Antoine Kanaan (g.) et Abbas Kabalan (d.), les deux cofondateurs de HAQQ Legal AI. Photo fournie par la société
La start-up libanaise HAQQ Legal AI, spécialisée dans le développement d’un système d’exploitation basé sur l’intelligence artificielle (IA), a annoncé aujourd’hui avoir levé 3 millions de dollars dans l’objectif d’« accélérer le développement et le déploiement mondial de ses systèmes d’IA juridique et de gestion des cabinets d’avocats ». Un investissement dirigé par le fonds Sowlutions Ventures, avec la participation des fonds Hitek Ventures, Corona Legal, IM FNDNG, Highworth, Razor Capital, Symax et Hamady Trust.
Lancée en septembre 2023 par Antoine Kanaan et Abbas Kabalan, HAQQ Legal AI propose une plateforme numérique qui agit comme un avocat IA, « capable d’exécuter un large éventail de tâches juridiques traditionnellement réalisées par des avocats humains, avec rapidité, cohérence et efficacité », et comme « un système de gestion de cabinet » de droit, note-t-elle dans son communiqué.
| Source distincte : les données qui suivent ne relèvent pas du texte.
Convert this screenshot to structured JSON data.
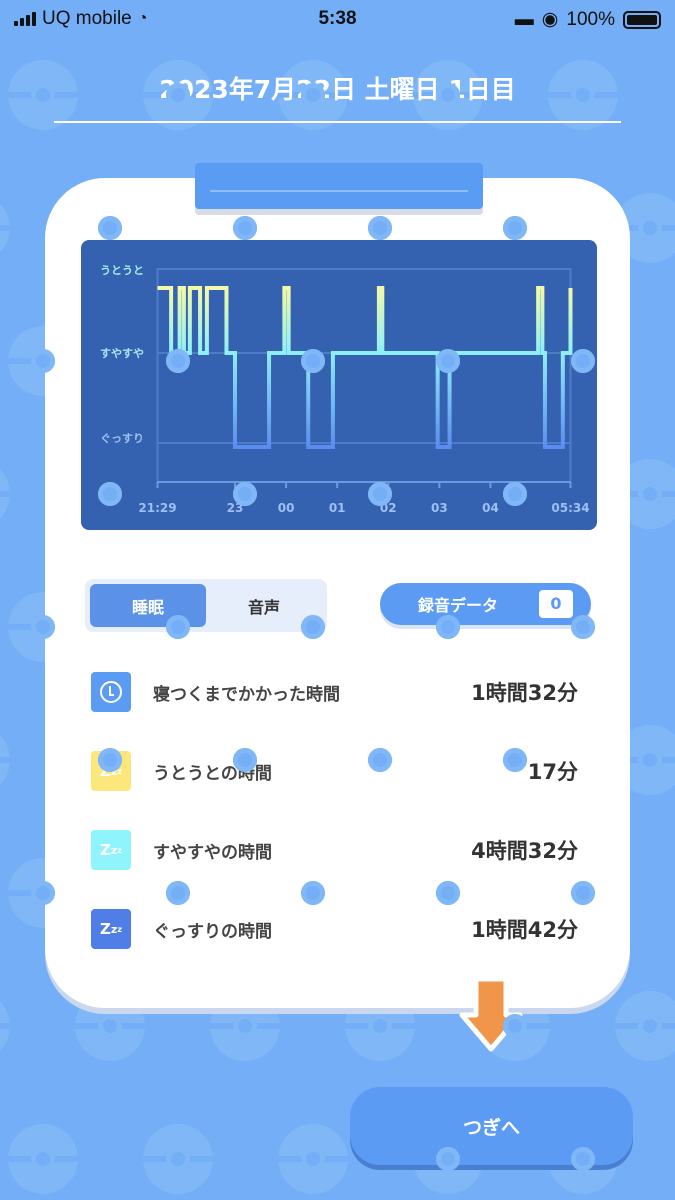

Initialement conçue comme une plateforme numérique de mise en relation de clients avec un réseau en ligne d’avocats, les cofondateurs de la start-up décident de changer de modèle alors qu’ils se rendent compte que le secteur fait face à plusieurs obstacles qui compliquent le travail juridique, dont le recours à des outils fragmentés et à des systèmes et processus lents.
Déploiement international
« À travers HAQQ Legal AI, nous voulons rendre l’intelligence juridique accessible à tous et réduire les inégalités d’accès au conseil juridique approprié, partout dans le monde », résume à L’Orient-Le Jour Antoine Kanaan, PDG de la start-up. « Malgré l’ampleur de l’industrie juridique, il reste parmi les secteurs les moins numérisés au monde, avec près de 5 milliards d’individus touchés par ces disparités », continue-t-il.
Mais au-delà des individus, à qui la start-up offre gratuitement son service, HAQQ Legal AI cible toutes les parties prenantes du système juridique, notamment les équipes juridiques d’entreprises, les cabinets d’avocats, les barreaux, les tribunaux et les institutions publiques, à qui elle propose des services plus spécifiques et avancés, en contrepartie d’abonnements. « Plutôt que d’offrir une plateforme d’IA juridique générique », la start-up le fait de façon « contextuelle », offrant des jumeaux numériques (équivalent virtuel d’un objet ou d’un processus) à chaque cabinet, selon son communiqué. Et d’ajouter : « Le système reproduit la manière dont chaque organisation pense, travaille et prend ses décisions, produisant des résultats qui sont alignés sur ses données internes, ses exigences en matière de gouvernance et ses flux de travail. »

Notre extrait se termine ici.